Quotes indicating that U.S. special forces had made reconnaissance incursions into North Korea were fabricated, United States Forces Korea told a Voice of America journalist in a statement.
U.S. Army Gen. Neil Tolley, commander of U.S. special operations on the Korean peninsula, was quoted in The Diplomat magazine as saying “we send ROK [Republic of Korea] soldiers and U.S. soldiers to the North to do special reconnaissance.”
The Daily Caller reported on the apparent admission, which The Diplomat said came during a military industry conference in Tampa last week.
But VOA bureau chief Steve Herman, tweeting from Seoul, quoted a statement from United States Forces Korea saying “quotes have been made up & attributed to” Brigadier Gen. Neil Tolley.
“At no time have SOF [Special Operations] forces been sent to the north to conduct special reconnaissance,” Herman tweeted from the statement, which was not immediately available online.
In an article for The Diplomat titled “U.S. Forces Spy on North Korea,” reporter David Axe wrote Monday that Gen. Tolley had acknowledged that North Korea’s “entire tunnel infrastructure is hidden from our satellites,” making it necessary to send South Korean and U.S. soldiers into North Korea.
A Tampa Tribune writer who attended the same event reported other comments from Trolley, but nothing related to U.S. forces parachuting across the Demilitarized Zone and into the communist North.
But Axe’s version of events brought military spokesmen to attention. They issued a stern denial early on Tuesday morning, Seoul time.

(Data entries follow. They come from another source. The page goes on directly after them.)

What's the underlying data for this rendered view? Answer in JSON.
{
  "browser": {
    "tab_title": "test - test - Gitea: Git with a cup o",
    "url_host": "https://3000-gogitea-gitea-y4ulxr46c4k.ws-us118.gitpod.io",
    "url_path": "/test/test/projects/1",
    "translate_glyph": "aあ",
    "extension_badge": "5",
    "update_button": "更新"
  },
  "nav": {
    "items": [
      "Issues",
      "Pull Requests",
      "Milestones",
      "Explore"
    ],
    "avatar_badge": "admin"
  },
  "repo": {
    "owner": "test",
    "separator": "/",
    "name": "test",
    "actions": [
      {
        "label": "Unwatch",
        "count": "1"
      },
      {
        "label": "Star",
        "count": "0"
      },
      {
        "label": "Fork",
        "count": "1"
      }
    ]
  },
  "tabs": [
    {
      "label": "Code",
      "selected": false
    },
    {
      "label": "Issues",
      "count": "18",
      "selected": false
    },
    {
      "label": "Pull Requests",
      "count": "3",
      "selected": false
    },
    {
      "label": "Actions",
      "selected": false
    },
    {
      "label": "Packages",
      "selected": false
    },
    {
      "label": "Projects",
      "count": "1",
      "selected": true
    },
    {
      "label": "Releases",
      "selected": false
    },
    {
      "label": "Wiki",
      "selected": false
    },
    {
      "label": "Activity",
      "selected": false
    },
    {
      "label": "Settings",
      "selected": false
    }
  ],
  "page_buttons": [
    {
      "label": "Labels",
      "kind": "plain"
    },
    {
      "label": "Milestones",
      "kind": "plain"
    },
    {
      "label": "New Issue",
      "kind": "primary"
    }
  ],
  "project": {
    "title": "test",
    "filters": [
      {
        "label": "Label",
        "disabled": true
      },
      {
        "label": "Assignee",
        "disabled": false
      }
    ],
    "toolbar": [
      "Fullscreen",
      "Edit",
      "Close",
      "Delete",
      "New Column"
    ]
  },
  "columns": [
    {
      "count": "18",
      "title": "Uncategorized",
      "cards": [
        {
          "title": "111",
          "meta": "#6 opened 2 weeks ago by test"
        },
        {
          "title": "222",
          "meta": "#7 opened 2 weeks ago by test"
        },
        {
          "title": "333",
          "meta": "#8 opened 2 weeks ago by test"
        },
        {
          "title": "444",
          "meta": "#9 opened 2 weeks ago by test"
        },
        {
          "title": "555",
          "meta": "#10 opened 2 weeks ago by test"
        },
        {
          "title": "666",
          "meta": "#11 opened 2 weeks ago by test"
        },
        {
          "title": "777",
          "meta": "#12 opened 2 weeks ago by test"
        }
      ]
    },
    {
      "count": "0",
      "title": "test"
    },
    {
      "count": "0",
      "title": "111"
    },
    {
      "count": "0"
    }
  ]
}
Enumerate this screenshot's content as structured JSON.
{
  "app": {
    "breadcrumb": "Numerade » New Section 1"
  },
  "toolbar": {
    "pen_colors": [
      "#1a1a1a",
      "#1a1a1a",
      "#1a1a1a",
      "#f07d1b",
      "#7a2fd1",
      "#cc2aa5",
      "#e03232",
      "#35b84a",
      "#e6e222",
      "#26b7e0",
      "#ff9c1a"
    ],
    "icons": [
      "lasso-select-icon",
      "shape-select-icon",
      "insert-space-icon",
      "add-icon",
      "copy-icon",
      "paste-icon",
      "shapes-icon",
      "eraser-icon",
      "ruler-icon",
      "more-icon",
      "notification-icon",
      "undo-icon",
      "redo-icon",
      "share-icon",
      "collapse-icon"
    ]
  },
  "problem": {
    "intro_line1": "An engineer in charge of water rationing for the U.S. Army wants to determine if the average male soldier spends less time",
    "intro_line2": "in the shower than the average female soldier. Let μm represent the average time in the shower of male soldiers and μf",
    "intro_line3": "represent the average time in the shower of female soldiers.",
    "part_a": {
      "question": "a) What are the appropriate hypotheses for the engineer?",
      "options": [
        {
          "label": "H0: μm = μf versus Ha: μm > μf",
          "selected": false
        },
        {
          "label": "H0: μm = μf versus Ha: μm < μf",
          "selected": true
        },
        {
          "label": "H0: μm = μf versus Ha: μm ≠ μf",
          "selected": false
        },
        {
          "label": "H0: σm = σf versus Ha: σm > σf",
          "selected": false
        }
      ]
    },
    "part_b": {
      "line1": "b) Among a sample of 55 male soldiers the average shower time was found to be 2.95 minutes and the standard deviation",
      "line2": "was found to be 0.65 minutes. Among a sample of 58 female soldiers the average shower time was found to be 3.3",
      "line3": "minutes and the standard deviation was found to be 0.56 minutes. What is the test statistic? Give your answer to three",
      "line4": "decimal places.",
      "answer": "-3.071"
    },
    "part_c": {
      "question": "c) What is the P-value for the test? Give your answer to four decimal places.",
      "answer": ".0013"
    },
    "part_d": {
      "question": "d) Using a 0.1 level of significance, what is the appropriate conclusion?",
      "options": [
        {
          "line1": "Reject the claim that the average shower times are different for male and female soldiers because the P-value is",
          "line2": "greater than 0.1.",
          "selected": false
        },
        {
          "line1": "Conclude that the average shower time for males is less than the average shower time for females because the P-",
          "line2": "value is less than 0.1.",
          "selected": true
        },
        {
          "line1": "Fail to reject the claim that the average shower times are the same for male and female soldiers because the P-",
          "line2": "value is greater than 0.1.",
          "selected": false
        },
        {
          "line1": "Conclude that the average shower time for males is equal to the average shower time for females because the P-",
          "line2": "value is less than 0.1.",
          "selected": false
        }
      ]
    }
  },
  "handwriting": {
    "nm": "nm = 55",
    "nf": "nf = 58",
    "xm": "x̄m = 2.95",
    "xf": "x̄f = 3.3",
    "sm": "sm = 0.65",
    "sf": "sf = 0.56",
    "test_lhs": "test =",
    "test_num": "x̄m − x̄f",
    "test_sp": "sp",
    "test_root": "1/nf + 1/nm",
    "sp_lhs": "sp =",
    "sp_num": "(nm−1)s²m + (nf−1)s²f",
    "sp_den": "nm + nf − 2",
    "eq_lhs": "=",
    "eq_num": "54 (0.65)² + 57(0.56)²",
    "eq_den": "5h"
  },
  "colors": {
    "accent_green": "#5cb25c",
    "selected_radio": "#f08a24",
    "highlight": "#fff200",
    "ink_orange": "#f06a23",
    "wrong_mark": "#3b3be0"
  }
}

Herman noted in another tweet that the need for close inspection of North Korean military installations was minimal. “With US recon sats & U2 overflights with sub-meter resolution,” he noted, “there’s not much of value SOF could eyeball” in person.
On his blog, Axe initially defended his reporting before equivocating.
“My notes have Tolley saying what I attribute to him in the story,” he wrote in an update.
Then after reading the U.S. military statement, he seemed to backtrack.
“I really hope someone has a transcript of this panel,” Axe wrote. “Are my handwritten notes inaccurate? Was the general vague in his comments? A third-party written record will help clear this up. Anyone?”